Many of the scenes are so short that by the time we've worked out where they fall on the timeline we're on to the next flashback. Such brevity is indicative of a film that is only superficially interested in its story and characters. The movie's scenario tangentially raises some big questions about what it means to be alive and the responsibilities of being a parent, but the movie never tackles them in any depth. The film would be easier to swallow were it not complicated by the presence of a child, with poor young Ella something of an afterthought here rather than the most important person in all of this, as she would be in any realistic scenario. While we can understand Almut's desire to leave some sort of legacy by winning the culinary contest, it's difficult to buy the lack of interest she takes in leaving a memory for her daughter to carry on. There are practically no scenes of Almut spending time with Ella, but we can't tell if we're supposed to view her as an inattentive mother or if Crowley and Payne simply didn't think such moments were important (a baffling decision if so).
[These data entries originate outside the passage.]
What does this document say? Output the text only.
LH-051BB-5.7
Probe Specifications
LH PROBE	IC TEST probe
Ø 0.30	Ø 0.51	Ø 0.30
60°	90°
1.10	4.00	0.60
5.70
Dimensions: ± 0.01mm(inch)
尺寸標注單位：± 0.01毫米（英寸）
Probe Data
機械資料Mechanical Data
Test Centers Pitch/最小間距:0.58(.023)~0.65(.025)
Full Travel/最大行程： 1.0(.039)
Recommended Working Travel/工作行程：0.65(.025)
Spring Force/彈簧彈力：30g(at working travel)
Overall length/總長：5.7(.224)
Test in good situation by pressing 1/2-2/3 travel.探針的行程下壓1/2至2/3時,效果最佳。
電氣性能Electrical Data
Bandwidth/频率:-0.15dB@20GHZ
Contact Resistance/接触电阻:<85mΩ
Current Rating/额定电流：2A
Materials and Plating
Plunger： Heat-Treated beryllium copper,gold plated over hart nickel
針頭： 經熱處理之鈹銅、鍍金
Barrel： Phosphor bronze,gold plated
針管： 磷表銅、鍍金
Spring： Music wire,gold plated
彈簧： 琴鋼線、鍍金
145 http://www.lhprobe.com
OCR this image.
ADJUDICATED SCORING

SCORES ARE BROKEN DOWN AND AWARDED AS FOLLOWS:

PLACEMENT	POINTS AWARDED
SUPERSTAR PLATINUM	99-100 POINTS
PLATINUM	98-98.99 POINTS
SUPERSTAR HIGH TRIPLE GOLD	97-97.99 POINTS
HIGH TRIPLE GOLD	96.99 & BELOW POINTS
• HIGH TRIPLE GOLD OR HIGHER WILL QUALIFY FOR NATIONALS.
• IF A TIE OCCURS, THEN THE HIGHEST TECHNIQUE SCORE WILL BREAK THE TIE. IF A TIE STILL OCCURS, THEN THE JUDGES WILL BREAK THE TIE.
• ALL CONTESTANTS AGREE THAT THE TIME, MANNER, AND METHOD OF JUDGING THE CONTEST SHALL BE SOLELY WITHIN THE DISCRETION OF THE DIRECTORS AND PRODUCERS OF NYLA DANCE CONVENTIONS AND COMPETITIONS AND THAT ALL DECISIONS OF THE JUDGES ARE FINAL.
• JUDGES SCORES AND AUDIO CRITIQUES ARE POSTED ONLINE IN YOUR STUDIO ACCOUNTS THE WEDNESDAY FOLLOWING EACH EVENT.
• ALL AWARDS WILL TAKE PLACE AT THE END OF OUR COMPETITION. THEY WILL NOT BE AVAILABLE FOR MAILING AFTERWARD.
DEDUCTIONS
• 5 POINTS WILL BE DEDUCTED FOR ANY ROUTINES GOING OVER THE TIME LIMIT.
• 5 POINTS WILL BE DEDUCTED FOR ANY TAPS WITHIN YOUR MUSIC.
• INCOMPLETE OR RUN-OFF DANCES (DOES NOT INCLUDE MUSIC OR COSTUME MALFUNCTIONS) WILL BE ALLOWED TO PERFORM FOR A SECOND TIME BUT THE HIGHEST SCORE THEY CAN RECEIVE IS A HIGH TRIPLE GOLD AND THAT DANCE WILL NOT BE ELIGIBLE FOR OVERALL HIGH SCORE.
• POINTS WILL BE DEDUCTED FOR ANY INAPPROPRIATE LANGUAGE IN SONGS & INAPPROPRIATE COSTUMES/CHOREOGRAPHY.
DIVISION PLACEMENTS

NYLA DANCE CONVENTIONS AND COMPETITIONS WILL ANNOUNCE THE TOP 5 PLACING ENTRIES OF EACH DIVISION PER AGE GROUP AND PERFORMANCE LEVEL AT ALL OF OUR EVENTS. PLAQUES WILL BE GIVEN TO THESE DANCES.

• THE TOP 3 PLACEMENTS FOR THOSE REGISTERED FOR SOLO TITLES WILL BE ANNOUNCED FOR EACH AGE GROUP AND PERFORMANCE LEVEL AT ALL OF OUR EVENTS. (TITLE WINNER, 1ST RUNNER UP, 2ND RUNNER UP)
The various relationship markers we see fall somewhere between Richard Curtis and Coronation Street in their attempts to create contrived drama from everyday situations. The impromptu birth of Ella in a service station is straight out of a soap opera, and Almut and Tobias's meet cute is so over the top it belongs in a far less grounded movie. Throughout all this we get a distracting amount of product placement. Tobias works for Weetabix; various brand name confectionary packets are held up so the light catches their distinctive packaging; and in the most brazen scene the delivery of some terrible news is softened by a character producing a tub of Cadbury's Celebrations - the entire scene plays like a commercial.

We Live in Time review

And yet for all its troubles there are moments in We Live in Time that may well have you reaching for a tissue. Even if we don't entirely believe the situations Almut and Tobias find themselves in, the palpable chemistry between Pugh and Garfield leaves us in no doubt that these two people belong together. Channelling a young Tom Hanks, Garfield is especially effective at tugging the heart strings, Tobias's face constantly bearing the weight of trying to stay strong for his family when all he wants to do is break down in tears. The cherubic Pugh is arguably miscast in a role that requires her to play a woman on the verge of 40 for much of her screen time, but she's so charismatic we give her a pass. Garfield and Pugh are so good that it only makes the disastrous non-linear narrative all the more frustrating. The movie bullies us into sympathising with Almut and Tobias by opening with the former's diagnosis rather than letting the characters earn our empathy; as embodied by Garfield and Pugh, I think they would have.

We Live in Time is in UK/ROI cinemas from January 1st.